Спасибо, обстоятельно написано, но разрешите дополнить/скорретировать…
Немного поспорю с этим. Если НЕ создавать ACL для всех полей, но создать разрешающую ACL на уровне конкретного поля, то это ограничит доступ к этому конкретному полю, не трогая доступа к остальным полям. Т.е. вариант “прописать ACL на уровне конкретного поля без ACL для всех полей” - вполне рабочий вариант. И именно так делаю, когда надо ограничить доступ к парочке конкретных полей, оставив доступ ко всем остальным полям. Да и в коробке вижу такие примеры.

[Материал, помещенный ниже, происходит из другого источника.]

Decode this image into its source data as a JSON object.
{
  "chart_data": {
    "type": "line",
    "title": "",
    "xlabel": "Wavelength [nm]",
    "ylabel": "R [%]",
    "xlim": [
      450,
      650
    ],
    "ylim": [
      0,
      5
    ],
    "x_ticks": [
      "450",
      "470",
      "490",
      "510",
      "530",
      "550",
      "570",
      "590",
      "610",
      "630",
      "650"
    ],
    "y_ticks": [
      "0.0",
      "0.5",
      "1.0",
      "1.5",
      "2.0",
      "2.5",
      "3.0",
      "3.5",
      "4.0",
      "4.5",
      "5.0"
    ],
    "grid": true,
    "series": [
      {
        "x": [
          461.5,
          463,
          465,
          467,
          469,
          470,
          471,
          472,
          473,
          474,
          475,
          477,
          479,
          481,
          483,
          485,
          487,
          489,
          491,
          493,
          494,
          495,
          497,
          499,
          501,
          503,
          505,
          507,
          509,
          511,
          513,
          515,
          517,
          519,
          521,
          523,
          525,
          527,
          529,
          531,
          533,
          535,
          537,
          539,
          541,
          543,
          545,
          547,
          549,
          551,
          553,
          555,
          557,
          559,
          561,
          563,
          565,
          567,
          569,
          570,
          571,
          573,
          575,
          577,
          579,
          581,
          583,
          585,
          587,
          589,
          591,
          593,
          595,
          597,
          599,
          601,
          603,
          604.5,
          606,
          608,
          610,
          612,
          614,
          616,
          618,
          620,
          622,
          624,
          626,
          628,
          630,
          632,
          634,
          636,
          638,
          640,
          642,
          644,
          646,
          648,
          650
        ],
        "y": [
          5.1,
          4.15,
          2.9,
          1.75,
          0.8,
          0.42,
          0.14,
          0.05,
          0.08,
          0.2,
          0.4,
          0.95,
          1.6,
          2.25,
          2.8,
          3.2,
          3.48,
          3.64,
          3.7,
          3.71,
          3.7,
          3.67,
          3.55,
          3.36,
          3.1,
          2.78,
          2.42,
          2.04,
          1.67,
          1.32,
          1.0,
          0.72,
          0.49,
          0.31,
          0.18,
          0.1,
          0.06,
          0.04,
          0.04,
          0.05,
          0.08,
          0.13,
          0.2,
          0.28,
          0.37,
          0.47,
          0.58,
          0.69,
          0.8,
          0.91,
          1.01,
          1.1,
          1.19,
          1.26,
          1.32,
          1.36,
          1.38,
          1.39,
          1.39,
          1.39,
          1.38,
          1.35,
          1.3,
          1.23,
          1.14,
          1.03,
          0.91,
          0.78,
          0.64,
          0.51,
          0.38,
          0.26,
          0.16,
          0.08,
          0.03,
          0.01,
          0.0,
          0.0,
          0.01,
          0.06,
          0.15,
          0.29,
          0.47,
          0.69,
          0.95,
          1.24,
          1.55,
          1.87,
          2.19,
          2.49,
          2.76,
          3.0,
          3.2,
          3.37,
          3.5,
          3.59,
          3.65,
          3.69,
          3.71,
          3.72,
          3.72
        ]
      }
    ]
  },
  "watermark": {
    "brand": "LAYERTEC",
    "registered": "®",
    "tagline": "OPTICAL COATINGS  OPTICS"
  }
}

А указанный вариант годится лишь для тех случаев, когда нужно разрешить доступ только к ограниченному количеству выбранных полей, запретив доступ ко всем остальным.
И вот здесь уже совсем не верный вариант. Если “нужно ограничить доступ на часть полей”, то ACL с запретом на все поля не требуется. Достаточно прописать ACL на уровне конкретных полей.

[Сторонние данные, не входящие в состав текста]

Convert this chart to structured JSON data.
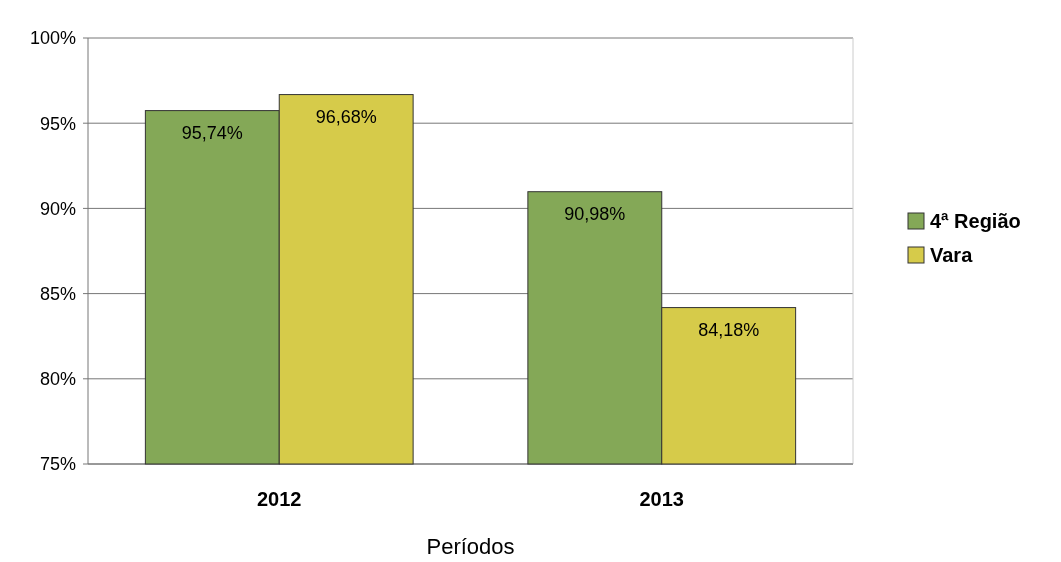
{
  "chart_data": {
    "type": "bar",
    "xlabel": "Períodos",
    "categories": [
      "2012",
      "2013"
    ],
    "series": [
      {
        "name": "4ª Região",
        "color": "#84a857",
        "values": [
          95.74,
          90.98
        ],
        "value_labels": [
          "95,74%",
          "90,98%"
        ]
      },
      {
        "name": "Vara",
        "color": "#d6cb4a",
        "values": [
          96.68,
          84.18
        ],
        "value_labels": [
          "96,68%",
          "84,18%"
        ]
      }
    ],
    "ylim": [
      75,
      100
    ],
    "yticks": [
      {
        "value": 75,
        "label": "75%"
      },
      {
        "value": 80,
        "label": "80%"
      },
      {
        "value": 85,
        "label": "85%"
      },
      {
        "value": 90,
        "label": "90%"
      },
      {
        "value": 95,
        "label": "95%"
      },
      {
        "value": 100,
        "label": "100%"
      }
    ],
    "grid": "y",
    "legend": "right"
  }
}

Ещё полезно было бы узнать, зачем в коробке используются ACL со скриптом “answer = true;”? Ведь пустой скрипт - это и так ведь true…
Да и “answer = false;” тоже заслуживает отдельного внимания.
На каждом уровне (для каждого типа разрешения: read/create/т.д.), пока там нет ACL, действует правило “разрешено всё”. А как только появляется ACL, автоматически становится “запрещено всем, кроме условий, указанных в ACL”. А если появляется ACL со скриптом “answer = false;”? Т.е. единственная ACL на каком-то уровне, скажем, для write, и она - со скриптом “answer = false;”? В этом случае, насколько понимаю, совершенно неважно, какие условия будут прописаны в этом ACL (помимо скрипта), потому что это просто будет “write запрещено всем и при любых условиях”, т.к. добавленная ACL разрешения не даёт, а всему остальному тоже автоматически запрет идёт при появлении ACL на этом уровне. В коробке, в основном, действительно вижу, что “answer = false;” используется без всяких условий - просто для запрета на указанном уровне. Но есть и парочка с условиями, а вот этого уже не понимаю… Даже провёл эксперимент: добавил запрещающую ACL на одно поле с одним условием - в итоге, вне зависимости от условия, поле стало недоступным для изменения.